National Institute of Technology Rourkela

राष्ट्रीय प्रौद्योगिकी संस्थान राउरकेला

ଜାତୀୟ ପ୍ରଯୁକ୍ତି ପ୍ରତିଷ୍ଠାନ ରାଉରକେଲା

An Institute of National Importance

Seminar Details

Seminar Title:
A Lightweight Deep Learning Framework for Respiratory Sound Denoising and Classification on Edge Devices
Seminar Type:
Progress Seminar
Department:
Computer Science and Engineering
Speaker Name:
Subhasikta Behera ( Rollno : 522cs1001)
Speaker Type:
Student
Venue:
Convention Hall (CS)
Date and Time:
16 Jul 2025 05.00 PM
Contact:
Puneet Kumar Jain
Abstract:

Respiratory diseases are progressive conditions affecting the lungs and various parts of the respiratory system, significantly impacting the quality of human life.

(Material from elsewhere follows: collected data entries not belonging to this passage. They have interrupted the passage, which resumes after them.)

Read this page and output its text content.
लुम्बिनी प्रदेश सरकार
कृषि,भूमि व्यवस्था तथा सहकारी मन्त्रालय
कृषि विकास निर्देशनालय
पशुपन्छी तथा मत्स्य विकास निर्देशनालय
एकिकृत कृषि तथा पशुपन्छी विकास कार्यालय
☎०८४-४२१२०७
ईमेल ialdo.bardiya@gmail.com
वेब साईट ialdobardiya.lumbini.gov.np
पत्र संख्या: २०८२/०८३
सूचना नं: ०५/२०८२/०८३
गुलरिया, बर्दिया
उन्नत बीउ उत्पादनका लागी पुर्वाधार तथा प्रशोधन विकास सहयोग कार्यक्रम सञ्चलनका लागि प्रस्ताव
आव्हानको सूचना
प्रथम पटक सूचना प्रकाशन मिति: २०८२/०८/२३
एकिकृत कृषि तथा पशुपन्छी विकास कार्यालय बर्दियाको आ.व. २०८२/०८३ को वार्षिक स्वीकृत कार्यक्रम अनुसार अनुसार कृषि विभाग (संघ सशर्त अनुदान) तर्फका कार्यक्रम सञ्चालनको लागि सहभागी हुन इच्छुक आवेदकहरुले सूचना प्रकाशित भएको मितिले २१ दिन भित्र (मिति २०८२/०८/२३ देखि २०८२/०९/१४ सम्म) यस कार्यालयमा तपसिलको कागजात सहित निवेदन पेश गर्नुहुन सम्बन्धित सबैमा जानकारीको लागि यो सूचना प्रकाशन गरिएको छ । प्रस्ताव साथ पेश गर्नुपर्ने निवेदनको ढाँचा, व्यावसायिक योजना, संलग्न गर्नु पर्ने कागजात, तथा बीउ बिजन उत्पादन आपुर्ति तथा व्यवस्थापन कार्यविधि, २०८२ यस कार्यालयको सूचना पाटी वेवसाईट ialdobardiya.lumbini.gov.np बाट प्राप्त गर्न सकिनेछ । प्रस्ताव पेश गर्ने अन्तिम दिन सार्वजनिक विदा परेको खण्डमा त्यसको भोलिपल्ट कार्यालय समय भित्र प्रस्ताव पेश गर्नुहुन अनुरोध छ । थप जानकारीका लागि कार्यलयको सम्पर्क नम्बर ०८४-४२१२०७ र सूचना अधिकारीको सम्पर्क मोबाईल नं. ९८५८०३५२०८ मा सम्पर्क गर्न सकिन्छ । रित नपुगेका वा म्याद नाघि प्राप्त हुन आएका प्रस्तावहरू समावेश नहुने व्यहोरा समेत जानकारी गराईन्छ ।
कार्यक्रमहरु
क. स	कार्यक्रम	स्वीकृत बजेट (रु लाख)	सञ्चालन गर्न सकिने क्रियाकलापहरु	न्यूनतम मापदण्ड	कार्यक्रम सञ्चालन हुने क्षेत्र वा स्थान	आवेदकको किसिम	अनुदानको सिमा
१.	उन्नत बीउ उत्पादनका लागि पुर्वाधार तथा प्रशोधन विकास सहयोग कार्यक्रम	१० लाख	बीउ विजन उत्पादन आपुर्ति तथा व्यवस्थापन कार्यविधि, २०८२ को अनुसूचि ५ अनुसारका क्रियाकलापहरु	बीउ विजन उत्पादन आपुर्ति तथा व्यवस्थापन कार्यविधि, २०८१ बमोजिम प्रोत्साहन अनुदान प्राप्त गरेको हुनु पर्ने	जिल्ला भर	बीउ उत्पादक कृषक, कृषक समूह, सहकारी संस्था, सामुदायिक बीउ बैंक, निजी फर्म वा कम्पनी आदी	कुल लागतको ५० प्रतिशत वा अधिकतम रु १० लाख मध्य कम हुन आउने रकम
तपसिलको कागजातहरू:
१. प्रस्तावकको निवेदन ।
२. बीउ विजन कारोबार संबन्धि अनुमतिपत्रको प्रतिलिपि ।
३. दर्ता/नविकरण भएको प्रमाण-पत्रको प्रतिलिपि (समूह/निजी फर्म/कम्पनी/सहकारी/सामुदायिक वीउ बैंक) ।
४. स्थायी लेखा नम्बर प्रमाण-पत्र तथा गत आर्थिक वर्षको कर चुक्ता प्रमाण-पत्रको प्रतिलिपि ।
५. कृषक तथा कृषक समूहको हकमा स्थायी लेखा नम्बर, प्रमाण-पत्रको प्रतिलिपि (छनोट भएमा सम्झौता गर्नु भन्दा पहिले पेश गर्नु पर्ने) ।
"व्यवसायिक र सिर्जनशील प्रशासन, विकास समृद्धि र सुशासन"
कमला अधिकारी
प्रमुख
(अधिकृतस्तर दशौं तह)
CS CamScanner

Specifically in rural India, lack of spirometry, misdiagnosis, and stigma prevent effective disease management. Therefore, developing a portable system to detect respiratory disorders at an early stage is crucial to curtail their burden in rural and remote areas. Respiratory sounds are the acoustic signals produced by the respiratory system that healthcare practitioners hear to perform the diagnosis. Various deep learning frameworks have been proposed for the automatic analysis of the respiratory sounds. However, it is often challenged by noise contamination and model limitations like poor generalization, and slow inference speed while deploying on edge devices. This study focuses on a lightweight, portable deep learning framework capable of respiratory sound denoising and classification, tailored for deployment on edge devices in resource-constrained settings. For the denoising task, we introduced a novel adaptive thresholding approach of the DWT coefficients using a UNet model for respiratory sound denoising. Combining the multi-resolution capabilities of DWT with UNet&rsquos multi-scale feature extraction, the
method demonstrates its robustness and efficacy on two publicly available datasets with various noise types and levels, outperforming traditional methods. The method achieved a 2.0 dB and 3.0 dB higher SNR than the second-best result in SPRS-23 and ICBHI-17 datasets, respectively, under real-life noise conditions. For the Classification task, we propose a knowledge distillation-based framework leveraging a multi-frequency representation of the signal. The framework, first, employs a sliding window augmentation (SWA) strategy using triangular window-based overlap fusion (TWOF) to address the class imbalance issue and signal enhancement. Then, the multiple time-frequency representations, including enhanced generalized S-transform (EGST), continuous wavelet transform (CWT), and Log-Mel spectrograms, are used to capture diverse spectral-temporal characteristics of lung sounds. These representations are fed into a knowledge distillation framework, where a teacher-student scheme is used to achieve a trade-off between model performance and complexity. In this framework, a Triplet-integrated DenseNet-201 model is used as a teacher model that extracts deep features from each representation and independently transfers them to a lightweight DenseNet-121 student model. Feature outputs from all student models are fused and classified using a parameter-efficient artificial neural network (ANN). The experimental results indicate that the proposed classification method reaches an accuracy score of 0.8073 on seven-category classification tasks in the SPRsound-22 dataset and 0.5074 on four-category classification tasks in the ICBHI-17 dataset. By integrating denoising and classification into a unified, lightweight framework, the system enables it to deliver rapid inference, low computational overhead, and high diagnostic performance, making it ideal for real-time respiratory screening on edge devices in rural and remote regions.